Na zona oriental de Lisboa estão a nascer galerias, restaurantes, salas de cowork e muitos outros projetos. A mais recente novidade é a fábrica de cerveja artesanal Dois Corvos

O rio Tejo chegava à atual Avenida Infante D. Henrique, quando, em finais do século XIX, Marvila era uma típica zona de doca. Todos os dias circulavam pelas ruas do bairro milhares de pessoas, vindas de elétrico, trabalhadores dos armazéns de vinho, das fábricas de armamento, de fósforos, de borracha, de sabões e tabaco. Havia vida e movimento. Com o encerramento, em 1993, dos antigos armazéns de vinho Abel Pereira da Fonseca, a maior empresa distribuidora do sul do País, chegaram dias de decadência e abandono. Os armazéns e as fábricas deixaram de funcionar e os cafés e mercearias ficaram sem clientes. Poucos voltavam a Marvila - até que, há cerca de um ano, muitos se começaram a aperceber que ali encontravam grandes espaços a preços razoáveis. Hoje, a azáfama voltou à emblemática Praça David Leandro da Silva. Os armazéns estão alugados e os novos inquilinos ultimam as obras. Por aqui, estão a nascer galerias, restaurantes, salas de cowork e muitas portas são reabertas por gente nova.
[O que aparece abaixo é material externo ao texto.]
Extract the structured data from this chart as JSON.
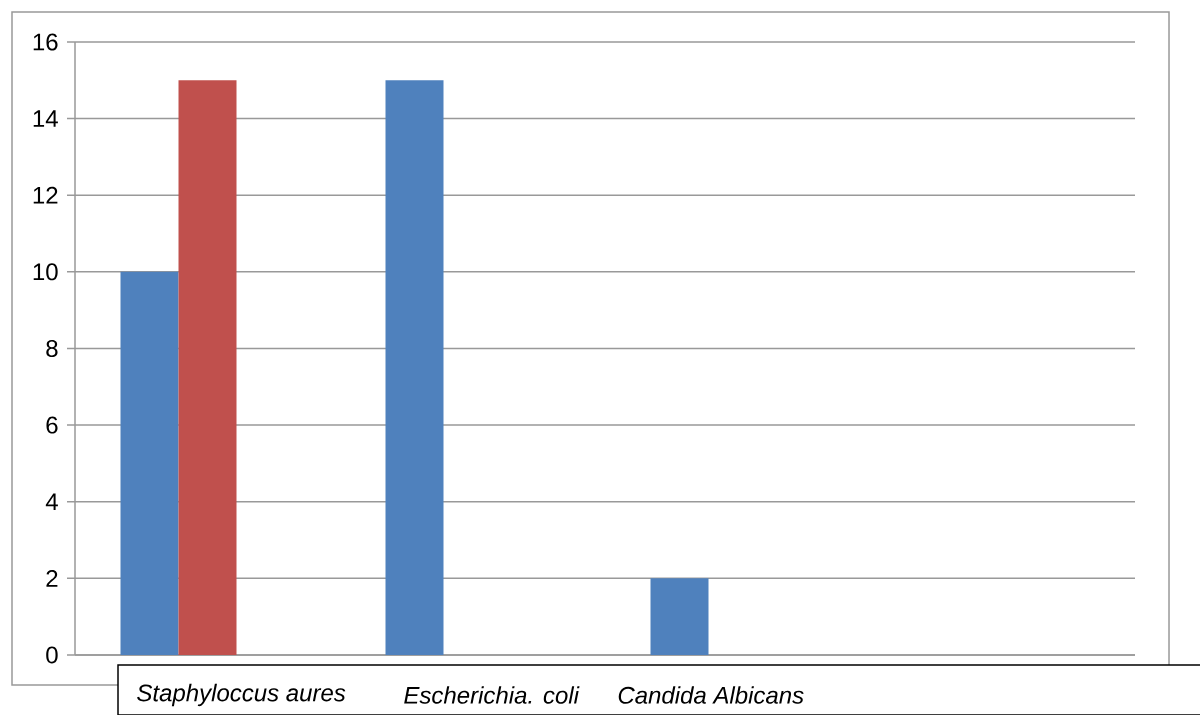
{
  "chart_data": {
    "type": "bar",
    "categories": [
      null,
      null,
      null,
      null
    ],
    "series": [
      {
        "color": "#4f81bd",
        "values": [
          10,
          15,
          2,
          null
        ]
      },
      {
        "color": "#c0504d",
        "values": [
          15,
          null,
          null,
          null
        ]
      }
    ],
    "ylim": [
      0,
      16
    ],
    "yticks": [
      0,
      2,
      4,
      6,
      8,
      10,
      12,
      14,
      16
    ],
    "grid": "y",
    "annotations": [
      "Staphyloccus aures",
      "Escherichia. coli",
      "Candida Albicans"
    ]
  }
}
É num recanto escondido da transversal Rua Capitão Leitão que encontramos a fábrica de cerveja artesanal Dois Corvos. Depois de um ano e meio a montar a fábrica, só há dois meses a portuguesa Susana Cascais e o americano Scott Steffens deram início à produção regular de dois mil litros por mês, o equivalente a seis mil garrafas de 33 cl, sabendo que conseguem chegar aos 12 mil litros mensais das cinco variedades (Avenida, Metropolitan, Saison, Belgian Blonde e American Wheat).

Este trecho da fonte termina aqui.